The idea is that you get a band with a unique ID encoded on it. You then enter the code into the Band4Hope website and after a few days pass it on to someone else. They do the same in turn. Overtime you can track the band as it makes its way across the country or around the world. Before you pass it on you are also encouraged to do some small act of kindness and record these at Actions4Hope so that a record of this also spreads around the world.
It is strange how things come together. Actions4Hope is a very different project, but also makes me think of One Million Lovely Letters that I blogged about recently (Wonder Women). Both are about making small but significant differences; big differences are made by many tiny acts and each act may make a big difference to those it affects.
Band4Hope is a project of Lucie, Lachlan & BowWow (Vagabond Adventures) who travel the world in a Land Rover doing interesting and worthwhile things. It reminds me a bit of my own idea as a teen to travel when I left school .. but with a trek cart full of my DIY tools and basically tramp doing the odd house repair for an old lady, small acts to improve things with minimal impact. So, while things didn’t quite work out that way for me, maybe now my ‘tool chest’ is my computer.
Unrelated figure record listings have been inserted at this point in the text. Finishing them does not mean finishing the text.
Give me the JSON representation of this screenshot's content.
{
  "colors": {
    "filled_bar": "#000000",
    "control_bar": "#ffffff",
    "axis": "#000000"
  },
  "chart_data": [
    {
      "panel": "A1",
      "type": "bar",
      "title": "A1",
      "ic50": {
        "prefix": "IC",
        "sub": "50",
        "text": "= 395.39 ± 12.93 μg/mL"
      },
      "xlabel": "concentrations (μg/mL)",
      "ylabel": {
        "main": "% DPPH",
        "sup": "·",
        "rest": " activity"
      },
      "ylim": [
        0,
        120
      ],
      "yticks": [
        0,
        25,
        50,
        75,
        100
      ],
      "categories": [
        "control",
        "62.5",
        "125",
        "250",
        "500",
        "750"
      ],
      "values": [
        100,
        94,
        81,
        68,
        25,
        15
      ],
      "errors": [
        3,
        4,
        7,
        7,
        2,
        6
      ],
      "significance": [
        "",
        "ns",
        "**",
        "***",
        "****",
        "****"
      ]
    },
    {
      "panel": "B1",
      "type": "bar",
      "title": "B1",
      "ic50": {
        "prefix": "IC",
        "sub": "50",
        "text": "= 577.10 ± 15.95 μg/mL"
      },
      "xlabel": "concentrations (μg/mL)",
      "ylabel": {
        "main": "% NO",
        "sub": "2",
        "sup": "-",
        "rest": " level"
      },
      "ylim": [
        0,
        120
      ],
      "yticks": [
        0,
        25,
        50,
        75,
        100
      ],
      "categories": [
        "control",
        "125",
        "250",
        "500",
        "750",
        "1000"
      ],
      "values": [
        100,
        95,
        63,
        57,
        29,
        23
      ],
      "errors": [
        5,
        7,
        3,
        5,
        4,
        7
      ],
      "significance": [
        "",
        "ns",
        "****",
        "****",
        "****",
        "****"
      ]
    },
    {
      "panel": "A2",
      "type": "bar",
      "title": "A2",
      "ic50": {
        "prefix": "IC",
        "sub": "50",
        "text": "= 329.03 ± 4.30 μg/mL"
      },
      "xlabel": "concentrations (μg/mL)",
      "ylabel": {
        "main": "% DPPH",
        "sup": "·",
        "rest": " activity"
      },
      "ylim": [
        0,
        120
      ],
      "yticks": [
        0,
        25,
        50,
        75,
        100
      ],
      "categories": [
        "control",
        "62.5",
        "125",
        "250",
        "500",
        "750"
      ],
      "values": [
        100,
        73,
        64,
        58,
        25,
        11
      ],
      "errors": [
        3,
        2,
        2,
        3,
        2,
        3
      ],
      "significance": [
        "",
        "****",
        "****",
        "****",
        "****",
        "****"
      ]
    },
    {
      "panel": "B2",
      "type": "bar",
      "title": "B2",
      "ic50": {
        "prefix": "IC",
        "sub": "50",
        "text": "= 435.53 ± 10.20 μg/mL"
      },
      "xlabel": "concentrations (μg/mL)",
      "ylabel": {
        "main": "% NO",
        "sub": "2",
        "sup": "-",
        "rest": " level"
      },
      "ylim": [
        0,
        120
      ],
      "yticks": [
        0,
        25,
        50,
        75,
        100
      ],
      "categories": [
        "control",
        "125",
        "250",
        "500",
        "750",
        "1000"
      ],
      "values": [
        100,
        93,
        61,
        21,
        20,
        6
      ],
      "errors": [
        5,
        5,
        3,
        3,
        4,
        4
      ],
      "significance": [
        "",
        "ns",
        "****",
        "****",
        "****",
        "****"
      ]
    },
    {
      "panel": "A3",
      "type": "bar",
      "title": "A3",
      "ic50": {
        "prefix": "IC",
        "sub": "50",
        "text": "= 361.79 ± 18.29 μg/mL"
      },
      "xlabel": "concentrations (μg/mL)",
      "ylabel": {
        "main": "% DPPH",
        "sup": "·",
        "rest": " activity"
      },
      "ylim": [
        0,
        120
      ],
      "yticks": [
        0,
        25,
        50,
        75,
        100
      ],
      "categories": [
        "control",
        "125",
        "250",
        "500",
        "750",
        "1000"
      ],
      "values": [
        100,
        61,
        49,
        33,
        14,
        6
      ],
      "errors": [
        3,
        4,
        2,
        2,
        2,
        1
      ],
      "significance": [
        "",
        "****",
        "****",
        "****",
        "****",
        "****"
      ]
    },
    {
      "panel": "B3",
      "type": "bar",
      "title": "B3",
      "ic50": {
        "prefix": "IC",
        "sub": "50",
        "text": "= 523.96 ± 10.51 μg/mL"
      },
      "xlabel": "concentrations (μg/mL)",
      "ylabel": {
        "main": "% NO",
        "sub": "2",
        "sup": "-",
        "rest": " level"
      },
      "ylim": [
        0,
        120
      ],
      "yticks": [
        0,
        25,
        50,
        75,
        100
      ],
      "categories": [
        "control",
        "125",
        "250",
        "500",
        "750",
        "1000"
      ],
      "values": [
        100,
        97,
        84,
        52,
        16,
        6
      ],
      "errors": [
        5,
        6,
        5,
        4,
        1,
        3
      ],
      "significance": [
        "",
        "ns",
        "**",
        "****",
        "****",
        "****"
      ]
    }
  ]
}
I was also reminded of two people I met during my February travels: Leanne at dot.rural in Aberdeen and Dimitrios at Horizon in Nottingham. Leanne’s PhD work (in architecture, before she was at dot.rural) looked at the lives of objects in the home (I hope I have got that right Leanne). Dimitrios is nearer the beginning of his PhD journey, but also interested in objects and their digital traces. It is one of several introductions that I have found myself making in connection with the Wales walk between people I had not encountered before. This includes two academics in different departments at Bangor who had never met. It is as if my own intellectual and spatial travels are starting to make threads between people afar — very exciting.